The training will focus on improved hygiene, health, and sanitation habits in this community. We will also have a dedicated session on COVID-19 symptoms, transmission routes, and prevention best practices.
With the community’s input, we will identify key leverage points where they can alter their practices at the personal, household, and community levels to affect change. This training will help to ensure participants have the knowledge they need about healthy practices and their importance to make the most of their water point as soon as water is flowing.
Our team of facilitators will use a variety of methods to train community members. Some of these methods include participatory hygiene and sanitation transformation, asset-based community development, group discussions, handouts, and demonstrations at the spring.
One of the most important issues we plan to cover is the handling, storage, and treatment of water. Having a clean water source will be extremely helpful, but it is useless if water gets contaminated by the time it is consumed. We and the community strongly believe that all of these components will work together to improve living standards here, which will help to unlock the potential for these community members to live better, healthier lives.

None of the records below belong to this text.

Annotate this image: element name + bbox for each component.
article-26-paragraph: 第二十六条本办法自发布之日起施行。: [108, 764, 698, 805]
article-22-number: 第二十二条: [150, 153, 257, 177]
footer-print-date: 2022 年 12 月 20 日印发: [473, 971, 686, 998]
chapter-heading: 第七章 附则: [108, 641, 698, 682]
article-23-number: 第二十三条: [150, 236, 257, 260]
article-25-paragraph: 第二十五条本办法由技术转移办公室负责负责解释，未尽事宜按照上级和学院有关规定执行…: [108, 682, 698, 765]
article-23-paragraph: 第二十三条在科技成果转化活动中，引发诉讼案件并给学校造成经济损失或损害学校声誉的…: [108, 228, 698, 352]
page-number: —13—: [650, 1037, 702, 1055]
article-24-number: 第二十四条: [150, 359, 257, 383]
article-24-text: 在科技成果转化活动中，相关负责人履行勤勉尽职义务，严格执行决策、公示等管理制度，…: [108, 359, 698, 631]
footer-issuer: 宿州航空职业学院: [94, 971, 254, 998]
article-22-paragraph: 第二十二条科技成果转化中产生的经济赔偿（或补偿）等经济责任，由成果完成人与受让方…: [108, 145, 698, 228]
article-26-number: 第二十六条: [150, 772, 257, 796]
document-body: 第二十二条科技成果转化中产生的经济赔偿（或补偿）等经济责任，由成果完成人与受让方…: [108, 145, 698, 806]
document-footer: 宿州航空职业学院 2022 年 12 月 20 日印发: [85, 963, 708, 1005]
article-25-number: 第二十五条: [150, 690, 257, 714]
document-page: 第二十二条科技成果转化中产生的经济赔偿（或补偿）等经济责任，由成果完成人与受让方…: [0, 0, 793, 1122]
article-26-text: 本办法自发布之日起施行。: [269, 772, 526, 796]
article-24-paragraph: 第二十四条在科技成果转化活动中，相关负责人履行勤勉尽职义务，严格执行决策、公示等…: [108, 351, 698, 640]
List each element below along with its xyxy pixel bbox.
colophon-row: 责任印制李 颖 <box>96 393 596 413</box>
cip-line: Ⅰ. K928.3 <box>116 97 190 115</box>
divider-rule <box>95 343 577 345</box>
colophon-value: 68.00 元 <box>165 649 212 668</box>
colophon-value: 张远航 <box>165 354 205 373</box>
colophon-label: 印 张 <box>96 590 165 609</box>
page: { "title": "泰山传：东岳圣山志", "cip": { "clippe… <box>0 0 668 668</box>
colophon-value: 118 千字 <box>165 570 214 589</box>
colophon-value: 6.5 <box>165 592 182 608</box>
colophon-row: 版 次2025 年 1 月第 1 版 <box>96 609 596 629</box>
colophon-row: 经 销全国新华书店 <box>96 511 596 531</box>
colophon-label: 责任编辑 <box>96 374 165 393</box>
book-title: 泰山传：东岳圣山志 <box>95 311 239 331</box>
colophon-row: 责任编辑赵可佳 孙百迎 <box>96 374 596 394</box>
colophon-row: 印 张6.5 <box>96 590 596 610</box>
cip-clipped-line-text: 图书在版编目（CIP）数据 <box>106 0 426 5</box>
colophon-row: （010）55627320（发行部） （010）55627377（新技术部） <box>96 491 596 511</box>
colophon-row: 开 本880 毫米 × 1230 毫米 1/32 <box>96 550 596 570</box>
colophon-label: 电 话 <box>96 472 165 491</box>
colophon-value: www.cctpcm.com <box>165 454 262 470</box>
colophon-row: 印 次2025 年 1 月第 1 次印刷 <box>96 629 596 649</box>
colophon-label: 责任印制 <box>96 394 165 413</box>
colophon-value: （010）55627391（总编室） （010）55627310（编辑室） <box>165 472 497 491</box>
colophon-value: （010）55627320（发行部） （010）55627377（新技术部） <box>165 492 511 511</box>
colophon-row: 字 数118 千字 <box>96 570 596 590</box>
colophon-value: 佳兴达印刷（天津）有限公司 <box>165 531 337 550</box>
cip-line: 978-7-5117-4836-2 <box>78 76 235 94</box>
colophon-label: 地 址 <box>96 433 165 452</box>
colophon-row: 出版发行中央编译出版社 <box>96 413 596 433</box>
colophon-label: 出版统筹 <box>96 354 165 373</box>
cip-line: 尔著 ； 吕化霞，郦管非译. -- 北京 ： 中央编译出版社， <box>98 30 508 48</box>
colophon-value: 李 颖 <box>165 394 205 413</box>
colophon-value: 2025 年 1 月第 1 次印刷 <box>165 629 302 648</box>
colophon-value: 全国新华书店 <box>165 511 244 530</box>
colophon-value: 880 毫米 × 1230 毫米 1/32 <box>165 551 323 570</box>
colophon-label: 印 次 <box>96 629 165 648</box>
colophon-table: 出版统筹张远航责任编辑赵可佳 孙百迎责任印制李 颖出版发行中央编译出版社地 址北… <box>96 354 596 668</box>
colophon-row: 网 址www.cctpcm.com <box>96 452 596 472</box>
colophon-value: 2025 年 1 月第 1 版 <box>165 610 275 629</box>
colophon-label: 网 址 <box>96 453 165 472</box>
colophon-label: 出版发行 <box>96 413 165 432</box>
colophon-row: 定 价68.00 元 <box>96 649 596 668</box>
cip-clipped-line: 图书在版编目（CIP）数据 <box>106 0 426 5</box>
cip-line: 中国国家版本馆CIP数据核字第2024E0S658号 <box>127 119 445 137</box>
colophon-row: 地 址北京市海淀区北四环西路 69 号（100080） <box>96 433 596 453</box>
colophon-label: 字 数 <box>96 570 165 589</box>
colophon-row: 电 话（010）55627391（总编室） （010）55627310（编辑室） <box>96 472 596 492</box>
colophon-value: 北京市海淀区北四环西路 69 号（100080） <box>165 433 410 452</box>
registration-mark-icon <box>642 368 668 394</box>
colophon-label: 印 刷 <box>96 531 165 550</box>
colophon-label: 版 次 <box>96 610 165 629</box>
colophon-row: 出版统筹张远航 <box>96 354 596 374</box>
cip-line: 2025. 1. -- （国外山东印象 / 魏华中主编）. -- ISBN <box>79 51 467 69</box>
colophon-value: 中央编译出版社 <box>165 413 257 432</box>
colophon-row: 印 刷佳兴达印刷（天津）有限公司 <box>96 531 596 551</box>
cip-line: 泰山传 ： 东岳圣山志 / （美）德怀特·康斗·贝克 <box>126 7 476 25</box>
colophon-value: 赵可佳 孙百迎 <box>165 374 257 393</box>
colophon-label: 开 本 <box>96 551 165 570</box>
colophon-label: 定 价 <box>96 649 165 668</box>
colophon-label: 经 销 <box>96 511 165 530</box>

We will then conduct a small series of follow-up trainings before transitioning to our regularly scheduled support visits throughout the year.
Training will result in the formation of a water user committee, elected by their peers, that will oversee the operations and maintenance of the spring. The committee will enforce proper behavior around the spring and delegate tasks that will help preserve the site, such as building a fence and digging proper drainage channels. The fence will keep out destructive animals and unwanted waste, and the drainage will keep the area’s mosquito population at a minimum.